NAU biologist receives grant to build software for cancer drug efficiency
Jan 6, 2021, 4:25 AM

FILE - In this Sept. 5, 2013 file photo, an infusion drug to treat cancer is administered to a patient via intravenous drip at a cancer center hospital in Durham, N.C. Insurers can no longer reject customers with expensive medical conditions thanks to the health care overhaul, but patient advocates still see wiggle room for companies to avoid covering the sickest and costliest patients.

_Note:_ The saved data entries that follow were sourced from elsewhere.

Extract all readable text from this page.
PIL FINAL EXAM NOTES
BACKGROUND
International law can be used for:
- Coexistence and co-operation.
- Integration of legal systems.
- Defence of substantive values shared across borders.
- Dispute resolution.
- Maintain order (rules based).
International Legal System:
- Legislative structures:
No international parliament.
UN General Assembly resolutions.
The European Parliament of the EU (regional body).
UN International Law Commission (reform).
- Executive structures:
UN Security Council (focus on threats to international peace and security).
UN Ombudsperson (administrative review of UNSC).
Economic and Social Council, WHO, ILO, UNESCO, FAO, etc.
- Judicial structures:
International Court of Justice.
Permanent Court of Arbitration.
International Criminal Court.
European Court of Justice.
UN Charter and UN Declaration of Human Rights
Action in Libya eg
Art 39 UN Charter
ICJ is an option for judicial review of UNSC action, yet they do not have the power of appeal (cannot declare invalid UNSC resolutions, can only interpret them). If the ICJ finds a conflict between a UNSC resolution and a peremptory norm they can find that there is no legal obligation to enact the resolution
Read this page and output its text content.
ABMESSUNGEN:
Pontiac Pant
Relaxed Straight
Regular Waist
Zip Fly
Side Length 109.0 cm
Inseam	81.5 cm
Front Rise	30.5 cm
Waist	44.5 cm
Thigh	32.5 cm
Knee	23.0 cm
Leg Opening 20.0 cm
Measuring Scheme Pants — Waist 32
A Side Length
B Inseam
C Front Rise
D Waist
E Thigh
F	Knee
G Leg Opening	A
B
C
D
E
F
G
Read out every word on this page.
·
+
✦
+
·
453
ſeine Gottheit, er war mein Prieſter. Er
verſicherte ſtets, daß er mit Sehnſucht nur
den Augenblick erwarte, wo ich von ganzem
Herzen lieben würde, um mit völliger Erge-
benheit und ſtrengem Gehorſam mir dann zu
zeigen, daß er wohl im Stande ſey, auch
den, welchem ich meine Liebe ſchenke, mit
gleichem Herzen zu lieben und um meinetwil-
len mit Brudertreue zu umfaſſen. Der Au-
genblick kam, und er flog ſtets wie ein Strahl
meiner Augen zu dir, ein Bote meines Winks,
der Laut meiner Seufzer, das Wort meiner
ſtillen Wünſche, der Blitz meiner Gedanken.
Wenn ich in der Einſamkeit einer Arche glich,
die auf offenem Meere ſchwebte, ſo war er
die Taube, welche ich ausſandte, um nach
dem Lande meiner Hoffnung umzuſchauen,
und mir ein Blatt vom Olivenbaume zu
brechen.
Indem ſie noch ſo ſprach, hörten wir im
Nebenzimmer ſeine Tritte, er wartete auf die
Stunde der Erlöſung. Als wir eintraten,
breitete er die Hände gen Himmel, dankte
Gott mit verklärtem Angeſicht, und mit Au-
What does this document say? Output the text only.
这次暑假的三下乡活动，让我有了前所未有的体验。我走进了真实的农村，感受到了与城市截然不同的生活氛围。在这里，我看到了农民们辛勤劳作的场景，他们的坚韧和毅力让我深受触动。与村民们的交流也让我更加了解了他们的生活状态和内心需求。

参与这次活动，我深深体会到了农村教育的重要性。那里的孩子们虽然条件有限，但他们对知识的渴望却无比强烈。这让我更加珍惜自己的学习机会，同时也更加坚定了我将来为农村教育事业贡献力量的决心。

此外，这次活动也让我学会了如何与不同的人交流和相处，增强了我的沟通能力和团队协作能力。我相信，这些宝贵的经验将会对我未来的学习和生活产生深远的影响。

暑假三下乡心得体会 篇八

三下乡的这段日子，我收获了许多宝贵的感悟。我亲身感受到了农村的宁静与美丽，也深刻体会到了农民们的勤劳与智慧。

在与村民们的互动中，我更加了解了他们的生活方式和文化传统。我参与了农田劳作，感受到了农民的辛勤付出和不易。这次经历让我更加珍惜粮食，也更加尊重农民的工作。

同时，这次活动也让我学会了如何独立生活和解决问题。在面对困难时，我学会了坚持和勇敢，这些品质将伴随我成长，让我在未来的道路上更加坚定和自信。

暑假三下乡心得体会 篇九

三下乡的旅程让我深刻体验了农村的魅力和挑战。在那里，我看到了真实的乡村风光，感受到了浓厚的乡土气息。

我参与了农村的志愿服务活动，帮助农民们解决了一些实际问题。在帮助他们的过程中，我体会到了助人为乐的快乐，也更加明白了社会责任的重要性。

PHOENIX — A biologist with Northern Arizona University has received a $1.4 million grant from the National Institutes of Health to continue building software tools aimed at predicting the efficiency of drugs to treat specific cancers.
Richard Posner, a professor in NAU’s Department of Biological Sciences, will use the grant money to more accurately predict how certain drugs will stop the growth of cancer cells through mathematical models.
Researchers can then use the predictions to develop the most effective combinations of drugs to treat specific cancers.
“In future work, we will focus on new tools for learning model parameters from data, which is challenging because practical problems require scalable algorithms that aren’t available in existing toolboxes,” Posner said in a press release. “We’re trying to provide solutions.”
Posner and computational systems biologist William Hlavacek from the Theoretical Division at Los Alamos National Laboratory are the principal investigators on their research project, “Hardening Software for Rule-based Modeling,” which began in 2014.
The project was recently renewed through April 2024 due to the funding.
The funding will provide enhancements to the current software package that was developed for the rule-based modeling.
The modeling tools developed through the project have been used by groups in the United States and across the world.